比率は適当。ナマコブシを見ながらそれっぽい色を調合する。
目と口
口を白、目をとげと同じピンク色で塗る。
色の詳細は口はクールホワイト(GX1)原色。目(とげ)は後述。
爪楊枝の先端を使って、少しずつ先に掘っておいたモールドに塗料を流し込む感じで塗っていく。
とげ
使用した塗料はマルーン(C100)+ピンク(桃)(C63)+クールホワイト(GX1)、それにフラットベース(なめらか・スムース)(C189)。
こちらも適当に調合。あまりに適当で再調合できる気がしないので、余った塗料は空き瓶に保管した。
形状が形状だけにマスキングする自信が無かったので、トゲは筆塗り。
これで完了という最後のパート。
ここで事件は起きた。
とげの塗料をエアブラシ用レベルに薄めてしまったため、垂れてせっかく塗った黒い部分が剥がれてしまった。
飾ることメインの模型ならば、塗り直すのが正しいんだろうけど、フリックスはぶつけ合って遊ぶもの。綺麗に塗っても実戦を重ねるうちにやがては剥げてしまう。
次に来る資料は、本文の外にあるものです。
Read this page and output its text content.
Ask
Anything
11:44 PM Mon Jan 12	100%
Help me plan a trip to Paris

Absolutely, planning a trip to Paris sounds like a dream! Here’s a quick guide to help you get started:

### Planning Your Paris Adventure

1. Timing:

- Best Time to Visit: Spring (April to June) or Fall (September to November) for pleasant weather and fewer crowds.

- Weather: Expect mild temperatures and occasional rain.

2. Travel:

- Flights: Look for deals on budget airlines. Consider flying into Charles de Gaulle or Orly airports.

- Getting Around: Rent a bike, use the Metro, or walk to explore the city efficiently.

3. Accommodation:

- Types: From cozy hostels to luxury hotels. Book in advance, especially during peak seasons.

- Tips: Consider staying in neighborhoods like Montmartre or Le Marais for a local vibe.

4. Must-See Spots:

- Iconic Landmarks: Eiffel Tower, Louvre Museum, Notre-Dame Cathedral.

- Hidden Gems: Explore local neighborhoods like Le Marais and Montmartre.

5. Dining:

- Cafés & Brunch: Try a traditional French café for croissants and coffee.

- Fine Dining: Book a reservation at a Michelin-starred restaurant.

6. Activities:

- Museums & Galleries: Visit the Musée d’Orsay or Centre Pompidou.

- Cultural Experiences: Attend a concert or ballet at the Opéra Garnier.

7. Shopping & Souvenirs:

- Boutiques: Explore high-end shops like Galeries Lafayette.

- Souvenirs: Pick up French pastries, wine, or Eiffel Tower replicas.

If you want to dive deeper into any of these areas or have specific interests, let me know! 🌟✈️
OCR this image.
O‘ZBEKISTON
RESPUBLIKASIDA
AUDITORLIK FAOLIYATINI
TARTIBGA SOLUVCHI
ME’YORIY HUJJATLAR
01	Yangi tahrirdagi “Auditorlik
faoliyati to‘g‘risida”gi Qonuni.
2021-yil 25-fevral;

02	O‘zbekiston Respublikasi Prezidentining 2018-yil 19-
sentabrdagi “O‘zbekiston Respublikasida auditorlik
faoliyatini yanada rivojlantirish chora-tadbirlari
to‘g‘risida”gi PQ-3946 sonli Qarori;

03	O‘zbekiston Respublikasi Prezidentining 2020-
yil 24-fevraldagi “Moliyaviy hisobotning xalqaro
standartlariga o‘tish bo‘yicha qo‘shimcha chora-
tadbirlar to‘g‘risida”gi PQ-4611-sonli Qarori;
なので、割り切って剥げた部分を筆塗でごまかして・・・
遂に完成!!
まとめと反省
・エポキシパテを削ると予想以上に粉が飛ぶ。
・削りだし作業は割と無心になれる。
・ABS造形で大きいフリックスを作る場合、事前の重量見積りはした方が無難。
・フラットベースの艶消し効果は絶大。
・筆塗の時は塗料はたれない程度に濃いめにする。
・最後だからと油断しない。
・ナマコブシはやっぱりかわいい。
というわけでナマコブシRのメイキングでした。